Using the Nose to Treat Damaged Knees
Researchers are now reporting they have successfully harvested cartilage cells from patients’ own noses to produce cartilage transplants for treating bum knees in 10 adults. All the patients had cartilage that was damaged by injury. Two years after reconstruction, most recipients reported improvements in pain, knee function and quality of life. They also developed repair tissue in their knees that was similar in composition to native cartilage.
Researchers at the University Hospital Basel in Switzerland conducted a phase one study in which they extracted a small biopsy specimen (six millimetres in diameter) from the nasal septum under local anaesthetic. The harvested cells were multiplied by exposing them to growth factors for two weeks. The expanded cells were then seeded onto collagen membranes and cultured for two additional weeks, generating a 30 x 40 millimetre cartilage graft. The engineered graft then was cut into the right shape and used to replace damaged cartilage that was surgically removed from the recipient’s knee.
The study showed that nine out of 10 recipients (one was excluded because of several independent sports injuries) reported substantial improvements in the use of their knee and in the amount of pain compared to before surgery. No adverse reactions were reported.
“Our findings confirm the safety and feasibility of cartilage grafts engineered from nasal cells to repair damaged knee cartilage, but use of this procedure in everyday clinical practice is still a long way off as it requires rigorous assessment of efficacy in larger groups of patients and the development of manufacturing strategies to ensure cost effectiveness,” said lead author Ivan Martin, professor of tissue engineering at the University of Basel and University Hospital Basel in Switzerland.
He said that, while this is was a promising advance and might ultimately help patients with osteoarthritis, much larger studies with longer follow-up were required before this technique could be widely available.
Improving Low Level Vision with New Technology
A unique wearable artificial vision device may help people who are legally blind “read” and recognise faces. It may also help these individuals accomplish everyday tasks with significantly greater ease than using traditional assistive reading devices, according to a new study presented at the 120th annual meeting of the American Academy of Ophthalmology.
Millions of older adults have low vision. This sight loss impairs a person’s ability to do simple daily tasks. Optical and electronic devices such as hand-held magnifiers, tele-microscopic glasses and computer and video magnifiers can help. However, these devices are bulky, cumbersome or not readily portable.

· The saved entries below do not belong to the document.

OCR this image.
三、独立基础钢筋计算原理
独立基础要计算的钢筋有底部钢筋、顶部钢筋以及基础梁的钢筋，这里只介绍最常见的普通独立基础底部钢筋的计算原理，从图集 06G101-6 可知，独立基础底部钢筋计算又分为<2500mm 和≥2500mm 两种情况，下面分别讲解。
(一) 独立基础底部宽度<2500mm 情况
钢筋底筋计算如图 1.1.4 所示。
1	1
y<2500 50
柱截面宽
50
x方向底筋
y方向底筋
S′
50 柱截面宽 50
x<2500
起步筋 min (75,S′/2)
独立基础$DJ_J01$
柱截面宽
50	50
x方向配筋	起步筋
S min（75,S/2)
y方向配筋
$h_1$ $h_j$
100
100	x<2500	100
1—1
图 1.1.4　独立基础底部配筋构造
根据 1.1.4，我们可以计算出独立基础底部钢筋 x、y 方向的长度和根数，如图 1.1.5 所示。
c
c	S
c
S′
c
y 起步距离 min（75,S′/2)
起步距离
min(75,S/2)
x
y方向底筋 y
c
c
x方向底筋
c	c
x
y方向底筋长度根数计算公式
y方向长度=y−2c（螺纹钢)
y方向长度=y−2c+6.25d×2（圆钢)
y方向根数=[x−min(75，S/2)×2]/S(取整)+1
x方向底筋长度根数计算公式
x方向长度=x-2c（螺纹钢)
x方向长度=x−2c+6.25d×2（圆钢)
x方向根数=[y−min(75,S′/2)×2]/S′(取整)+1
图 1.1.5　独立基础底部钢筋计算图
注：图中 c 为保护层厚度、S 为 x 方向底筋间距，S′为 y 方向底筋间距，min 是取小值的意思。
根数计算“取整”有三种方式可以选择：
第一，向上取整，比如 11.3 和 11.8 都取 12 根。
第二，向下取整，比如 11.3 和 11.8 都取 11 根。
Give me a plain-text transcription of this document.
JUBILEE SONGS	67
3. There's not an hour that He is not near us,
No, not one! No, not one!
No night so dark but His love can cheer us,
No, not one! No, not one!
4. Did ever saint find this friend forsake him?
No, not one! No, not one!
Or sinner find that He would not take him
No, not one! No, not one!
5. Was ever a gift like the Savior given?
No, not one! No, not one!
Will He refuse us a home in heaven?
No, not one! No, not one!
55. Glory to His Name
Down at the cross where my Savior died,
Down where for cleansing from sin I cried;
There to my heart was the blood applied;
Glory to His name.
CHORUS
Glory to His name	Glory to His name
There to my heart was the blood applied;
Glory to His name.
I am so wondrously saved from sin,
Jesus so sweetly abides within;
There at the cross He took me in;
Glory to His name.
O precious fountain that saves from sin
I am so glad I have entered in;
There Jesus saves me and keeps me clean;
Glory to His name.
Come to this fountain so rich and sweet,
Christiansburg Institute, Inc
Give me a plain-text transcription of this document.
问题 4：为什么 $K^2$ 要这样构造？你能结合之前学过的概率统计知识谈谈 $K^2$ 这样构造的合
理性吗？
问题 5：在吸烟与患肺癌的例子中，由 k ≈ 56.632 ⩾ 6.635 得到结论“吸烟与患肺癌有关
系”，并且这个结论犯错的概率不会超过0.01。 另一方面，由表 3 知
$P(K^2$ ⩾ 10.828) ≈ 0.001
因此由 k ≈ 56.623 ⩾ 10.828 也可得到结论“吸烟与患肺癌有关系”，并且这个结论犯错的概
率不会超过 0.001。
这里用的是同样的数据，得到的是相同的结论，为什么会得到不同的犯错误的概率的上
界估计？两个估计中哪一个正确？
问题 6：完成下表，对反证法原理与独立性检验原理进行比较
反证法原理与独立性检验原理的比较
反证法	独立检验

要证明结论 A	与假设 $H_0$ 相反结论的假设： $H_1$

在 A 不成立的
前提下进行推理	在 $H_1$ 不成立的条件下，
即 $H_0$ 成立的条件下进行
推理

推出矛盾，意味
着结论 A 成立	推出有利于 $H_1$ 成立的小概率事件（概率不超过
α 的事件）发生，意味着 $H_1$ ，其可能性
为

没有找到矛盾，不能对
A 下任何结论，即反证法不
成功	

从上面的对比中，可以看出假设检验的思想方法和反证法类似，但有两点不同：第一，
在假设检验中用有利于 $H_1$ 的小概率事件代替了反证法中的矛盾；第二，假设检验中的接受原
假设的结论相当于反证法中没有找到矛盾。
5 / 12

Researchers used a device called Orcam My Eye for their study. It clips to glasses, making it hands-free. It features a miniature camera that sees and recognises what the user is viewing, whether text or a face. It then reads what it is seeing to the user via a small bone-conduction earpiece. The user activates the device by simply pointing a finger to the object or text, tapping it or pressing a trigger button.
Researchers tested the device on 12 legally blind people, who all had a visual acuity of less than 20/200. Study participants performed a 10-item test simulating activities of daily life, including recognising products and reading a variety of items such as emails, letters, newspapers, book and signs. They earned one point for the successful completion of each item, and a zero for each not completed. The total possible score was 10. The researchers observed the participants doing the tasks without the device, then while wearing it after receiving a 90- to 120-minute training session and finally after wearing the device for one week.
They found that, without wearing the device, the participants’ average score was 2.5 out of 10. When they first tried the device, their average score improved to 9.5 out of 10; and after a week of wearing the device the average score of participants improved to 9.8 out of 10.
“While there have been many advances in eye care, the options for assistance in completing daily tasks are limited and cumbersome,” said Dr. Elad Moisseiev, with the Tel Aviv Medical Centre in Israel. “This represents a new step in the evolution of assistance devices for people with low vision, giving them hope for improving their functionality, independence and quality of life.”